I took a moment or two to assess the young lady. She had blonde hair, currently in some sort of net so it wouldn't get in the way while she was messing around with her cake. Very nice legs that I had a very clear view of and a nice trim bottom that I was also getting a nice view of. I couldn't see her bust line from the angle I was on, but seeing that she was both shapely and petite I was taking a guess that they would be a nice handful without being overly generous.
"Your husband is safely deposited on the couch," I said softly. "You can sleep easy tonight, knowing he's home."

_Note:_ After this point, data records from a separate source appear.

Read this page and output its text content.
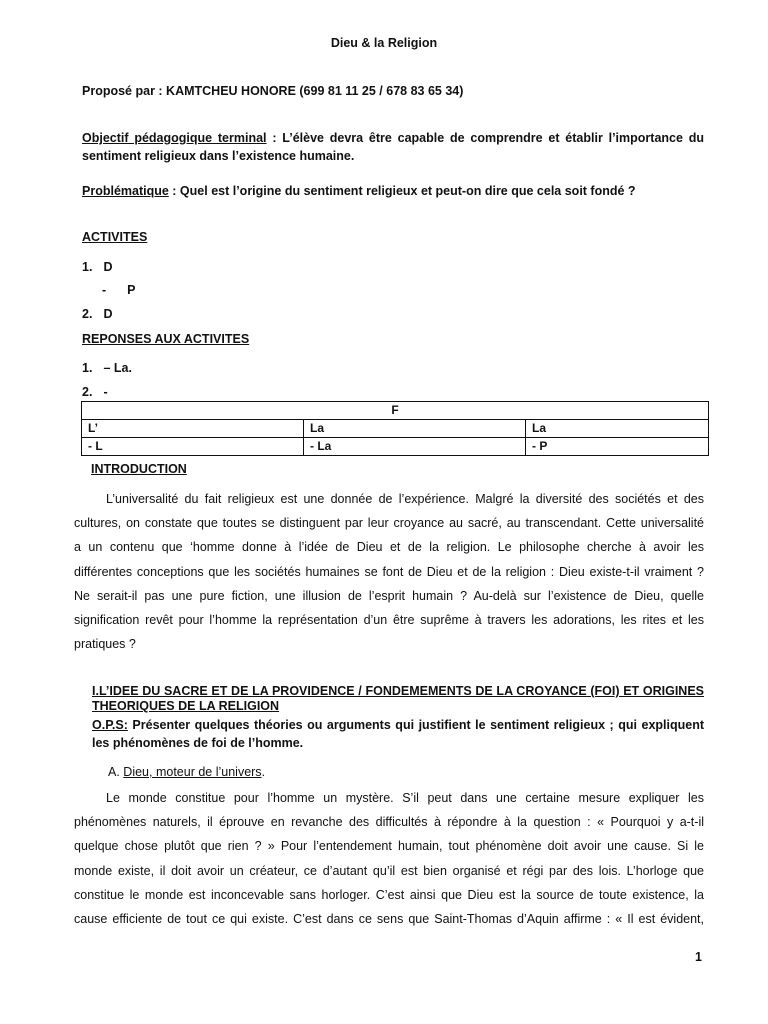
Dieu & la Religion
Proposé par : KAMTCHEU HONORE (699 81 11 25 / 678 83 65 34)
Objectif pédagogique terminal : L’élève devra être capable de comprendre et établir l’importance du sentiment religieux dans l’existence humaine.
Problématique : Quel est l’origine du sentiment religieux et peut-on dire que cela soit fondé ?
ACTIVITES
1. D
- P
2. D
REPONSES AUX ACTIVITES
1. – La.
2. -
F		
L’	La	La
- L	- La	- P
INTRODUCTION
L’universalité du fait religieux est une donnée de l’expérience. Malgré la diversité des sociétés et des
cultures, on constate que toutes se distinguent par leur croyance au sacré, au transcendant. Cette universalité
a un contenu que ‘homme donne à l’idée de Dieu et de la religion. Le philosophe cherche à avoir les
différentes conceptions que les sociétés humaines se font de Dieu et de la religion : Dieu existe-t-il vraiment ?
Ne serait-il pas une pure fiction, une illusion de l’esprit humain ? Au-delà sur l’existence de Dieu, quelle
signification revêt pour l’homme la représentation d’un être suprême à travers les adorations, les rites et les
pratiques ?
I.L’IDEE DU SACRE ET DE LA PROVIDENCE / FONDEMEMENTS DE LA CROYANCE (FOI) ET ORIGINES THEORIQUES DE LA RELIGION
O.P.S: Présenter quelques théories ou arguments qui justifient le sentiment religieux ; qui expliquent les phénomènes de foi de l’homme.
A. Dieu, moteur de l’univers.
Le monde constitue pour l’homme un mystère. S’il peut dans une certaine mesure expliquer les
phénomènes naturels, il éprouve en revanche des difficultés à répondre à la question : « Pourquoi y a-t-il
quelque chose plutôt que rien ? » Pour l’entendement humain, tout phénomène doit avoir une cause. Si le
monde existe, il doit avoir un créateur, ce d’autant qu’il est bien organisé et régi par des lois. L’horloge que
constitue le monde est inconcevable sans horloger. C’est ainsi que Dieu est la source de toute existence, la
cause efficiente de tout ce qui existe. C’est dans ce sens que Saint-Thomas d’Aquin affirme : « Il est évident,
1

"Husband, hell," she retorted, not even turning to look at me, which I considered a little rude. "If he was my husband I'd be a widow by now. He's my brother."
"Ah," I murmured, drifting closer to her. "That's sort of a relief."
"Well, I know why it's a relief to me not to have him as a husband, but why is it a relief to you?"
Her dress was already riding high and I pushed it even higher, following up by running my hand across her bottom in a most familiar way.
"Mainly because I'd hate to think I was jumping a workmate's wife," I told her.
"Get your hand off," she snapped. "The goods are not yours for the taking."
The odd thing about that was that she didn't try to knock my hand away, even though she sounded dead serious. Instead she just kept on leaning forward, concentrating on her cake. From what I could see she had a canvas sack in her hand that was spewing out little flurries and curls and even some flowers as she moved it around.
I declined to remove my hand. Instead I continued to caress her bottom, my hand moving slowly towards where her mound was peeking from between her legs, fetching covered in a scrap of black lace. I finally got a reaction when my hand brushed against the lace.
"Will you stop that?" she rapped out. "I'm trying to concentrate here."
And she seemed determined that nothing was going to break that concentration. I wondered how far I could go before she put down what I assumed was an icing bag and turned on me.
My hands travelled back up her bottom. I could feel a little tension drain out of her as I moved away from the more forbidden area, although she still wasn't happy. She was even unhappier when I hooked a hold of her scanty panties and started drawing them down.
"You stop that," she wailed. "If you make me mess up this cake I will kill you."
I didn't stop. I just towed those panties southward until they were wrapped around her ankles. Then I trailed my hands up her legs, choosing to stroke the insides of her legs. She stood it right up to the point where my hand was about to touch her mound.
"Don't," she half wailed. "I swear if you make me muck up this cake I will kill you. I have to get this finished."
Unfortunately, I did. Close my hand over her mound, I mean, not spoil her cake. She gave a squeak and went dead still.
"Please. I can't decorate while you're doing that. Just leave me alone."
Unfortunately, I was now rather interested in what I was doing. Her pussy felt nice and warm and fit rather neatly in my hand. I continued to rub it, slowly but firmly, feeling her lips moving under my touch.
"How much longer is it going to take you to finish doing the icing?"
"Fifteen minutes and then I've got to get it delivered. Now just leave me alone so I can work."
"Hmm. No. I think you just worry too much. You're much too tense. Just try to relax a little. What I'm doing will help you."
"My god, your generosity is overwhelming. How can I possibly thank you?"
Dear me. Such cutting sarcasm and from such a sweet young thing.